MUSIC SAVES |
Note, only songs that one can find on Spotify count. It has been a good year so far, for pop and indie music... new Shins, and Depeche Mode albums in the same month as the first album from The Jesus and Mary Chain in 19 years can hardly be said to be a bad time.... so, counting down from Number one, in anti-climactic order.... here goes.... the 11 best songs so far, for 2017.... (and be careful, what with the allusions to a decade now as long ago as the 50s was to the Reagan era, this might be the best of 1987).
1. 'Love' - Lana Del Rey
Arguably her best song - and, like all her songs - a microcosm of her entire canon - like Dylan Thomas', her work is always imploding inwards to achieve a sort of Ur-perfection of its own self-style.
2. 'Doomsday' - Ryan Adams
It is unclear who Adams thinks he is - this song sounds as if Bruce Springsteen had decided to rip-off Tom Petty. That being said its metaphysical conceits, and references to Dante are lovely, and the overall achievement is to generate a classic American rock song of rustbelt heart-break.

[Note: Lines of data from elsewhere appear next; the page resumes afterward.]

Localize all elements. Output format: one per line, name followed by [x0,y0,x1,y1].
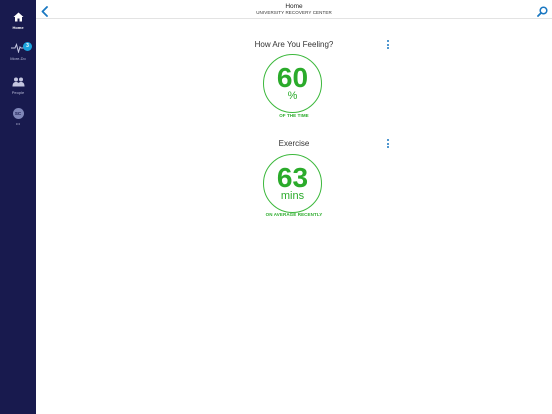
metric-ring: 63 mins [263,154,322,213]
sidebar-item-label: More-Do [10,56,26,61]
home-icon [11,11,25,23]
card-title: Exercise [278,139,310,148]
sidebar-item-people[interactable]: People [0,76,36,95]
app-root: Home More-Do 3 People SC ••• Home UNIVER… [0,0,552,414]
metric-unit: mins [280,190,305,202]
metric-caption: ON AVERAGE RECENTLY [265,212,323,217]
top-bar: Home UNIVERSITY RECOVERY CENTER [36,0,552,19]
sidebar-item-home[interactable]: Home [0,11,36,30]
metric-caption: OF THE TIME [279,113,309,118]
sidebar-item-label: ••• [15,121,21,126]
metric-value: 63 [276,162,309,193]
notification-badge: 3 [23,42,32,51]
page-subtitle: UNIVERSITY RECOVERY CENTER [256,10,332,15]
metric-value: 60 [276,62,309,93]
people-icon [11,76,25,88]
page-title: Home [285,3,303,10]
more-options-icon[interactable] [385,40,391,49]
title-block: Home UNIVERSITY RECOVERY CENTER [36,3,552,16]
sidebar: Home More-Do 3 People SC ••• [0,0,36,414]
avatar: SC [12,108,24,119]
metric-ring: 60 % [263,54,322,113]
search-icon[interactable] [537,4,548,17]
sidebar-item-label: Home [12,25,24,30]
sidebar-item-more[interactable]: SC ••• [0,108,36,126]
more-options-icon[interactable] [385,139,391,148]
card-title: How Are You Feeling? [254,40,334,49]
sidebar-item-label: People [11,90,25,95]
metric-unit: % [287,90,298,102]
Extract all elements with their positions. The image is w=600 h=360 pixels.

3. 'Crying On The Bathroom Floor' - MUNA
I have done this, have you? Sounding like 'Sweet Dreams...' had been slowed down like a sex-robot doused in an acid bath, the whole synth-sound melts into a mournful expression of utter loss. Beautifully cold and sad. A pure class-A coming down track.
4. 'Feel It' - Georgia
In similar vein, the cold, stabbing synth lines from this song could be from Men Without Hats, 1980. But the vocals and pop nous are Robyn's. A haunting dance track with an angry core of noir.
5. 'Going Backwards' - Depeche Mode
Arguably the most didactic track on a major new album - the band's best in 20 years - this is still startling for its misanthropy and bitterness. You might think a band whose leitmotif is kinky sex-play might be counted among those revelling in the end-times of the BrexiTrump Era. But no, they actually mourn for a time when we were not cavemen, and had something "inside". Oddly powerful, vintage DM.
6. 'Automaton' - Jamiroquai
This track is a bizarrely perfect melange of early 80s tropes, beeps and blips in place, Billy Idol references, and a few Mr Roboto echoes... you actually expect a flock of seagulls to gust in. A fun retake on the new digital age, and hugely danceable, with undertones of ennui and isolated sadness.
7. 'Can I Sit Next To You' - Spoon
Speaking of 80s, who expected Spoon, those cool journeymen of American indie, to craft a tune vaguely in hock to Peter Gabriel's classic hits from So? Anyway, this is as smooth, slinky and sexy as INXS at their best. Retro? You mean, the new normal? No problem.
8. 'B.H.S.' - Sleaford Mods
This is the song that most resembles, in terms of moral and cultural import, 'Ghost Town' during the Thatcher era. It means British Home Stores - a massive chain closed by a greedy set of hedge fund managers and knighted entrepreneurs, leaving thousands of workers marooned without proper pensions after decades of loyal service. In short, this is a political song. However, it is insanely catchy, in a DIY fashion that makes many punk ancestors appear like Prokofiev in terms of complexity. It sounds like a drum machine and a few angry lads who never had a chance. But it is stirring, funny, and hugely critical. The Brexit anthem.
9. 'Bad Bohemian' - British Sea Power
A band with a great name, and no discernible pattern of hits or misses (who are their fans?), they've been around for years (featuring in a top list way back in the last decade here) - and here, in yet another 80s nod, they've written a great new New Order song - and inflected it with their own whimsy and craftsmanship.
10. 'Evermore' - Granddaddy
Immensely moving, ennobling pop-rock tune from an American indie band that sounds like autumn creeping over the summer like an opiated whisper. "This was never yours"... ghosts of a Beach Boys track that fell into a muddy creek and drowned haunt this classic slice of Americana.
11. 'All Things Pass' - The Jesus and Mary Chain
Instantly among their best, sleaziest, most inspiring songs - and indeed, up there with the finest alternative/indie tracks imaginable - this dark, clever, and pure rock joint - regretting vows and drugs taken, "girls touched", fearing death and the relinquishing of sins in equal measure - this is a classic lament to be saved, but not just yet.... as if The Ramones and The Bunnymen were rutting in a cavern.
SOME HONOURABLE MENTIONS: Sofi Tucker's 'Johny' is Gallic pop bliss; Priests express the shock of the post-truth era with 'Nothing Feels Natural'; Goldfrapp return with their utopian synth-pop in 'Anymore' - their best song in half a decade or more; and Sundara Karma create an anthemic slice of Springsteen apple-pie pop with 'Olympia'.